Python's asyncio module is a popular way to write concurrent and asynchronous code in Python. But it can be confusing to understand how asyncio relates to threads and concurrency concepts.
At its core, asyncio provides infrastructure to write single-threaded concurrent code. It allows you to execute code out of order without using multiple OS threads. This is done through the use of coroutines and an event loop.
import asyncio
async def my_coro():
print("Hello from a coroutine!")
asyncio.run(my_coro())
So asyncio code runs in a single thread, but allows concurrency by suspending and resuming coroutines to execute them out of order. This avoids overhead from thread context switching.
However, asyncio can utilize threads in some cases:
Blocking IO operations - Performing synchronous, blocking IO in an asyncio coroutine will block the event loop thread. To avoid this, asyncio runs blocking code in a thread pool to avoid blocking.
CPU-bound tasks - Since asyncio uses a single thread, CPU-bound work can block the event loop. For this, you can use asyncio.to_thread to run CPU intensive work in a thread pool.

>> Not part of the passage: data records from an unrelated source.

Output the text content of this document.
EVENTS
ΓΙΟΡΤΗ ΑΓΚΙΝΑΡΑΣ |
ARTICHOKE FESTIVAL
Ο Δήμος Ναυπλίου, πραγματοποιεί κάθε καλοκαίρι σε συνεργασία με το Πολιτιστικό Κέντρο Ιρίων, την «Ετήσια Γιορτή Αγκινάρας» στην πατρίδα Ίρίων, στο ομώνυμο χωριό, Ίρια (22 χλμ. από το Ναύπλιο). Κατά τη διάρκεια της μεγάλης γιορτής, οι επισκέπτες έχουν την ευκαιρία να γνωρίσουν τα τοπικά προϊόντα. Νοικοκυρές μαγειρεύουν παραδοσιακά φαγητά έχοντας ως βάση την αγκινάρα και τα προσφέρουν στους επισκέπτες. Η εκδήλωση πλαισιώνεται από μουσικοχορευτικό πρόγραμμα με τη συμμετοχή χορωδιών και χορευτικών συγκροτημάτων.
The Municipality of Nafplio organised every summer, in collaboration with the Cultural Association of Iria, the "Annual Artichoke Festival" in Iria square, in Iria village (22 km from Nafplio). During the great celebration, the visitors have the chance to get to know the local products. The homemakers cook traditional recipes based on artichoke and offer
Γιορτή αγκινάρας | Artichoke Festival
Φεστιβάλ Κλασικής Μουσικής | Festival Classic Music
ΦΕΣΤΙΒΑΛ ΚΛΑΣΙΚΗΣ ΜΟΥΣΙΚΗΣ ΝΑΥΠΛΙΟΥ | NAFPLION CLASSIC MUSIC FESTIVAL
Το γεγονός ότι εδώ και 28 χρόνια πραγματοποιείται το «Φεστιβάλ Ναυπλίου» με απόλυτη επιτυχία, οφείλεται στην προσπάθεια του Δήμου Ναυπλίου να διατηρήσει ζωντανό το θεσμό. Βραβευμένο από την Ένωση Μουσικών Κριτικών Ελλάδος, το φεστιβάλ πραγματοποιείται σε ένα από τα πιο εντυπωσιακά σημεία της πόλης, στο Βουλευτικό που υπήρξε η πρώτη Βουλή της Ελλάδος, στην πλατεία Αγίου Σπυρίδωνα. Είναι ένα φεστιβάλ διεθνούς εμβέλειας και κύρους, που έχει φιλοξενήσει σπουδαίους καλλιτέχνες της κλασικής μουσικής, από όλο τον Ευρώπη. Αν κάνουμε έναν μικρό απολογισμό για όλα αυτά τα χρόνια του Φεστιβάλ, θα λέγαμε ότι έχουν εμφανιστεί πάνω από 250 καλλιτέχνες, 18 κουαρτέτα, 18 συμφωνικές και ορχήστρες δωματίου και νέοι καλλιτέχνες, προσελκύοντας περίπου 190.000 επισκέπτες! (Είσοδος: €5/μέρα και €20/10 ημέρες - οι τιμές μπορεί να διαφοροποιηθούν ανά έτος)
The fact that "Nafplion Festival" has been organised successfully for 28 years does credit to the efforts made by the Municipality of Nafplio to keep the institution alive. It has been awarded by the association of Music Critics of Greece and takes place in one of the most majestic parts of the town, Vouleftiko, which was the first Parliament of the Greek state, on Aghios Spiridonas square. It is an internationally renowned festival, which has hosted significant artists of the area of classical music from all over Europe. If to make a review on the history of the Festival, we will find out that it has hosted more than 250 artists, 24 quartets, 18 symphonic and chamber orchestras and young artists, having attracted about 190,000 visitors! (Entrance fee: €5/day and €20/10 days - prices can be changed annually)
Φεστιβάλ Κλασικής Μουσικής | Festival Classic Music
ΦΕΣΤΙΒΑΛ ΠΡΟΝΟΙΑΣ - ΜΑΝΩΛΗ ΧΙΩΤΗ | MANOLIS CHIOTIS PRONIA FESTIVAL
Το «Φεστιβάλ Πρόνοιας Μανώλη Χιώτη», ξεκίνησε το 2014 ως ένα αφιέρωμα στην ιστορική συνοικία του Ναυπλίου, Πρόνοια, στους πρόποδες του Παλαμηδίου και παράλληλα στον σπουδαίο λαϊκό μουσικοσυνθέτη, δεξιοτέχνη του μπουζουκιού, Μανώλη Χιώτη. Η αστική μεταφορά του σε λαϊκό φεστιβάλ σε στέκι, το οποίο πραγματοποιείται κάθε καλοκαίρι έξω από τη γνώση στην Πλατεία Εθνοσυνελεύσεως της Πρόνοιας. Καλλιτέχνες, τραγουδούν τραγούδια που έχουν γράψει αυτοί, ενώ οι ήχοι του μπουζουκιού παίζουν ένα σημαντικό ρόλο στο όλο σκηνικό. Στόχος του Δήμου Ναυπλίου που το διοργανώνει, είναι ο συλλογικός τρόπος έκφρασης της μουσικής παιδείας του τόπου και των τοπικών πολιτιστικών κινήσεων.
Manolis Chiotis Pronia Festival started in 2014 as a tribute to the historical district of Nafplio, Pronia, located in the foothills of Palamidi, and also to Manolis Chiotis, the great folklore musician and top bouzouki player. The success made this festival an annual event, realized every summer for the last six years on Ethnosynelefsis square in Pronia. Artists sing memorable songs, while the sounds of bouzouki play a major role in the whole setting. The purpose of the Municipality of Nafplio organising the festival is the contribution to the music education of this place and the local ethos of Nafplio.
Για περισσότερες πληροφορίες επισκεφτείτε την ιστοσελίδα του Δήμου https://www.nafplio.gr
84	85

So while asyncio itself provides single-threaded concurrency, it integrates with threads to avoid issues around blocking operations.
The key takeaways are:
asyncio allows concurrency in Python without threads via coroutines and an event loop
Coroutines run on a single thread, avoiding overhead from thread switching
Blocking IO and CPU intensive work can be offloaded to thread pools to avoid blocking the event loop
By understanding this relationship, you can leverage asyncio for high performance concurrency while avoiding threading issues like deadlocks and race conditions. The event loop model fits many IO bound workloads like web servers very well.